In a recent decision in the Chapter 15 case In re Agrokor d.d., Case No. 18-12104 (Bankr. S.D.N.Y. Oct. 24, 2018), Judge Martin Glenn held that the U.S. Bankruptcy Court for the Southern District of New York, in the exercise of comity,1 would grant recognition to and enforce a Croatian settlement agreement (akin to a Chapter 11 plan of reorganization) approved by a Croatian court following creditor approval, notwithstanding that the settlement contained provisions that modified English law governed debt, in apparent contravention of English law.
Such modifications, Judge Glenn explained, could be in violation of “an antiquated rule” called the “Gibbs” rule, based on an 1890 decision of the Court of Appeal in Antony Gibbs & Sons v.

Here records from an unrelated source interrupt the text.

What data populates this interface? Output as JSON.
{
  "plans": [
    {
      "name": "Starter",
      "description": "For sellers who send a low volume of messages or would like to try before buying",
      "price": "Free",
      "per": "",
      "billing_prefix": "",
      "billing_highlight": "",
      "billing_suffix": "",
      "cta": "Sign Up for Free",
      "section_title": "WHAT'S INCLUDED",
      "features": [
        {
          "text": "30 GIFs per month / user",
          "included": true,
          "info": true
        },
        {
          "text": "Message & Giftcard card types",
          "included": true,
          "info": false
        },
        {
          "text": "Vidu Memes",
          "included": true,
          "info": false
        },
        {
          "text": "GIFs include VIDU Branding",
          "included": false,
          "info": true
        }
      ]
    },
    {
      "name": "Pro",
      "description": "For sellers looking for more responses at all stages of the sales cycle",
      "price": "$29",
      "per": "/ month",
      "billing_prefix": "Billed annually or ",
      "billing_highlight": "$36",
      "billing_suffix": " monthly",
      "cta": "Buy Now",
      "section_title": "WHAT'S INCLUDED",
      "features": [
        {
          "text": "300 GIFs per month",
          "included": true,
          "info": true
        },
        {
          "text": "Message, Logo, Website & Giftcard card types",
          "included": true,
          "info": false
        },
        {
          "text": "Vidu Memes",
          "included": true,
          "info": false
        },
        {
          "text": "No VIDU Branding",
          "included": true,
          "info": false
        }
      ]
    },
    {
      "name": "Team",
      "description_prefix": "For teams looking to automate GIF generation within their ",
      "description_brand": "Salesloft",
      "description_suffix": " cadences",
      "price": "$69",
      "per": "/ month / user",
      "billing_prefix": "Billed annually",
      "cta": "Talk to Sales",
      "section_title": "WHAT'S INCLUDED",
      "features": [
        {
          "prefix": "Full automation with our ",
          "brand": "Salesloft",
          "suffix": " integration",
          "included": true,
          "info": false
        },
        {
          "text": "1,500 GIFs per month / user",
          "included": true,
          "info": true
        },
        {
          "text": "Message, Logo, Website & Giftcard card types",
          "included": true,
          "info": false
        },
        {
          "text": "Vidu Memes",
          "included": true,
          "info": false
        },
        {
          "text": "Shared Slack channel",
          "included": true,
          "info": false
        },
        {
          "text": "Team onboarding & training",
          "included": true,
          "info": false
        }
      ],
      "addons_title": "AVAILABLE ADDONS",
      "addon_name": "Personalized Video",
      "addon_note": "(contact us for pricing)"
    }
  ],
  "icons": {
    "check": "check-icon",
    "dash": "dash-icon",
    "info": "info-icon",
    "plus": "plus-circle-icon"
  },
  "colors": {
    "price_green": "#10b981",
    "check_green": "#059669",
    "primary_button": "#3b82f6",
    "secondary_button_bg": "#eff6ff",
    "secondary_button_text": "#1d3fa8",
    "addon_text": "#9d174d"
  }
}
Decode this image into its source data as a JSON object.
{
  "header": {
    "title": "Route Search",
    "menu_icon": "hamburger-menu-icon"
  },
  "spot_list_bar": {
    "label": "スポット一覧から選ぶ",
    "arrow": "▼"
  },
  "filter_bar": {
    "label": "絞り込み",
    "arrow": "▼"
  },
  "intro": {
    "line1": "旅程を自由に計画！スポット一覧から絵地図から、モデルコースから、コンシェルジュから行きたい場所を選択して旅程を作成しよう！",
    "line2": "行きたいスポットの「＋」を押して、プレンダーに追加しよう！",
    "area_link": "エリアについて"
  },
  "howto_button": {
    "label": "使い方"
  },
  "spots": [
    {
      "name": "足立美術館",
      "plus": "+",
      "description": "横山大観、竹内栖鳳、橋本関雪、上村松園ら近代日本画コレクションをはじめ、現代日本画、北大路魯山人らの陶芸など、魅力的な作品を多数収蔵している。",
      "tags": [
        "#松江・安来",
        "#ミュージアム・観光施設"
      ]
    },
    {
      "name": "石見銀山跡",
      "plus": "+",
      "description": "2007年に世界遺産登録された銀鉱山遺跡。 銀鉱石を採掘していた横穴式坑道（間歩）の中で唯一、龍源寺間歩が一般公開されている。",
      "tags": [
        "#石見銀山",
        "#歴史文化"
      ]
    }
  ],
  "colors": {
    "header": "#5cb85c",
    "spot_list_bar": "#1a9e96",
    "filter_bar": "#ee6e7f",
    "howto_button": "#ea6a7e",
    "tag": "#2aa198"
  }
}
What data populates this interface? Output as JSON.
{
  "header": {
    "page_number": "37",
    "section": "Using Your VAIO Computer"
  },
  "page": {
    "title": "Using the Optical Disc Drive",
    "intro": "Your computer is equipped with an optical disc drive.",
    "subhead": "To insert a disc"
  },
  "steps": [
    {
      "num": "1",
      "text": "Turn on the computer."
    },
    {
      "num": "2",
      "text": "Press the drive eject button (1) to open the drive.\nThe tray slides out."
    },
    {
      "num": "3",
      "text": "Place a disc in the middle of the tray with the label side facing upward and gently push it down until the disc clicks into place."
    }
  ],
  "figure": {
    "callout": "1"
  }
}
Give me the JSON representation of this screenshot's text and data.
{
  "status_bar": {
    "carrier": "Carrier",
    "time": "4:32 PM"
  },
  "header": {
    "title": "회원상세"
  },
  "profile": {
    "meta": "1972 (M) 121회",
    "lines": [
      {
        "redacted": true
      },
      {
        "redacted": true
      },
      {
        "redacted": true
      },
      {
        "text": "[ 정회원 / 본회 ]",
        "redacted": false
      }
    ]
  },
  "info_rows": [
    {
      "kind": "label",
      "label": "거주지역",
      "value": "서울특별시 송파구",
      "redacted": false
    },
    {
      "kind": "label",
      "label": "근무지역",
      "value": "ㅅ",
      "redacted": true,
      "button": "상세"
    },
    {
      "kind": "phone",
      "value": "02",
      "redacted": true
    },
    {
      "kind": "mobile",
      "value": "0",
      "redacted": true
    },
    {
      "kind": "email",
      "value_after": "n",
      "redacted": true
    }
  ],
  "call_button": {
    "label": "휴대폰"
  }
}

La Societe Industrielle et Commerciale des Metaux (1890) 25 QBD 399. The Gibbs rule (despite its age) remains the governing law in England, and refuses to recognize a discharge or modification of English law debt approved by a court outside of England.
After discussing the principles of comity and cooperation with foreign courts, Judge Glenn concluded that the fact that England applies the Gibbs rule and refuses to recognize the modification of English law debt approved by a court outside of England is not a basis for the Bankruptcy Court to decline to recognize and enforce the settlement agreement within the territorial jurisdiction of the United States.